The sciatic nerve is the largest nerve in the body. Nerve roots that originate from the spinal cord pass out between the disc spaces and join to form the sciatic nerve. The nerve then travels through the buttock and down the back of the leg.
The term ‘sciatica’ is widely used but often misunderstood. Sciatica is not a diagnosis in itself, rather the term is used to describe a set of symptoms caused by compression or irritation of the sciatic nerve or its nerve roots. Symptoms of sciatica may include pain down the leg, numbness, pins and needles or weakness. Symptoms are usually down one leg but both may be affected. Typically, sciatica is made worse by bending, lifting, sneezing or coughing.
Causes of Sciatica
- Herniated disc – The intervertebral discs are located between the vertebrae of the spine. They consist of a hard outer layer and a soft gelatinous centre.

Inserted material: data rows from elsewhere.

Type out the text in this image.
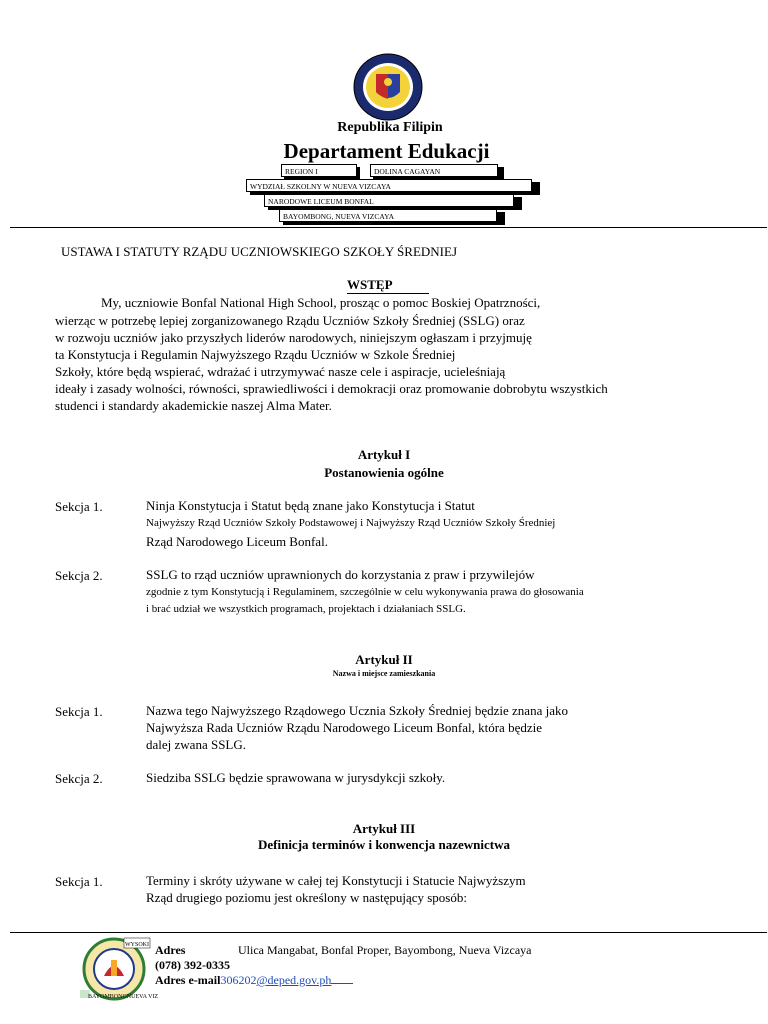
Republika Filipin
Departament Edukacji
REGION I	DOLINA CAGAYAN
WYDZIAŁ SZKOLNY W NUEVA VIZCAYA
NARODOWE LICEUM BONFAL
BAYOMBONG, NUEVA VIZCAYA
USTAWA I STATUTY RZĄDU UCZNIOWSKIEGO SZKOŁY ŚREDNIEJ
WSTĘP
My, uczniowie Bonfal National High School, prosząc o pomoc Boskiej Opatrzności,
wierząc w potrzebę lepiej zorganizowanego Rządu Uczniów Szkoły Średniej (SSLG) oraz
w rozwoju uczniów jako przyszłych liderów narodowych, niniejszym ogłaszam i przyjmuję
ta Konstytucja i Regulamin Najwyższego Rządu Uczniów w Szkole Średniej
Szkoły, które będą wspierać, wdrażać i utrzymywać nasze cele i aspiracje, ucieleśniają
ideały i zasady wolności, równości, sprawiedliwości i demokracji oraz promowanie dobrobytu wszystkich
studenci i standardy akademickie naszej Alma Mater.
Artykuł I
Postanowienia ogólne
Sekcja 1.	Ninja Konstytucja i Statut będą znane jako Konstytucja i Statut
Najwyższy Rząd Uczniów Szkoły Podstawowej i Najwyższy Rząd Uczniów Szkoły Średniej
Rząd Narodowego Liceum Bonfal.
Sekcja 2.	SSLG to rząd uczniów uprawnionych do korzystania z praw i przywilejów
zgodnie z tym Konstytucją i Regulaminem, szczególnie w celu wykonywania prawa do głosowania
i brać udział we wszystkich programach, projektach i działaniach SSLG.
Artykuł II
Nazwa i miejsce zamieszkania
Sekcja 1.	Nazwa tego Najwyższego Rządowego Ucznia Szkoły Średniej będzie znana jako
Najwyższa Rada Uczniów Rządu Narodowego Liceum Bonfal, która będzie
dalej zwana SSLG.
Sekcja 2.	Siedziba SSLG będzie sprawowana w jurysdykcji szkoły.
Artykuł III
Definicja terminów i konwencja nazewnictwa
Sekcja 1.	Terminy i skróty używane w całej tej Konstytucji i Statucie Najwyższym
Rząd drugiego poziomu jest określony w następujący sposób:
WYSOKI
BAYOMBONGNUEVA VIZ
Adres	Ulica Mangabat, Bonfal Proper, Bayombong, Nueva Vizcaya
(078) 392-0335
Adres e-mail306202@deped.gov.ph
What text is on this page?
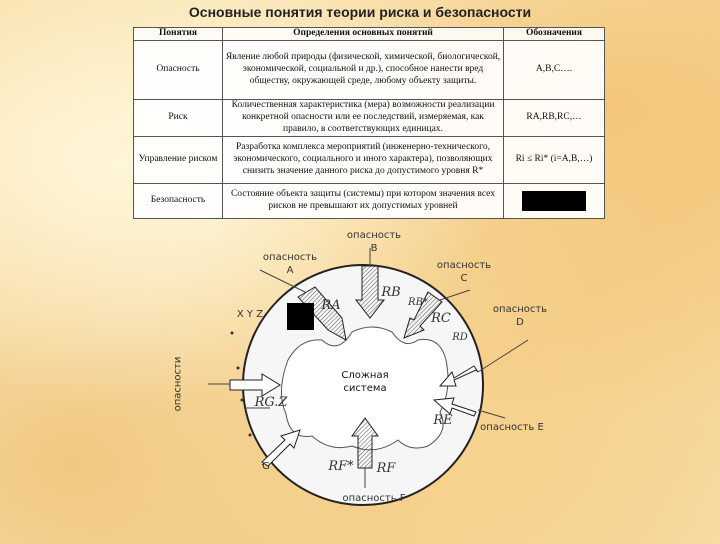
Основные понятия теории риска и безопасности
Понятия	Определения основных понятий	Обозначения
Опасность	Явление любой природы (физической, химической, биологической, экономической, социальной и др.), способное нанести вред обществу, окружающей среде, любому объекту защиты.	A,B,C….
Риск	Количественная характеристика (мера) возможности реализации конкретной опасности или ее последствий, измеряемая, как правило, в соответствующих единицах.	RA,RB,RC,…
Управление риском	Разработка комплекса мероприятий (инженерно-технического, экономического, социального и иного характера), позволяющих снизить значение данного риска до допустимого уровня R*	Ri ≤ Ri* (i=A,B,…)
Безопасность	Состояние объекта защиты (системы) при котором значения всех рисков не превышают их допустимых уровней	
опасность A
опасность B
опасность C
опасность D
опасность E
опасность F
опасности
X Y Z
G
Сложная система
RA
RB
RB*
RC
RD
RE
RF
RF*
RG.Z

If the outer layer becomes weak, through age or injury, the centre can bulge out and compress the nerve roots causing pain and inflammation
- Osteophytes – Bony spurs or growths at the edge of joints that can apply pressure to nerves
- Spondylolisthesis – Where one vertebra slips forward on top of the one below (usually L4 and L5), causing compression of the spinal canal and pressure on the nerves
- Pregnancy – Pain may result from the growing uterus causing pressure on the nerves or due to the postural changes associated with pregnancy
- Pseudo Sciatica – This is referred pain from the joints and soft tissue of the back which may be felt in the low back and back of the leg but is not caused by compression of the nerve roots
- Piriformis syndrome – where tightness of the piriformis muscle in the buttock compresses on the sciatic nerve
How can physiotherapy help?
Physiotherapy for sciatica is aimed at removing the pressure on the sciatic nerve, reducing pain in your back and leg and restoring function. A physiotherapist will begin by taking a detailed history from you to work out the cause of your pain. They will then perform a physical assessment, including spinal, orthopaedic and neurological examinations, to determine the exact cause of your sciatic nerve interference.
Treatment for sciatica may include soft tissue massage, spinal mobilisation, ultrasound, TENS and traction. An appropriate program of exercises will also be prescribed to improve core stability, strength, range of movement and muscle flexibility. Where appropriate, hydrotherapy may be used as an adjunct to treatment.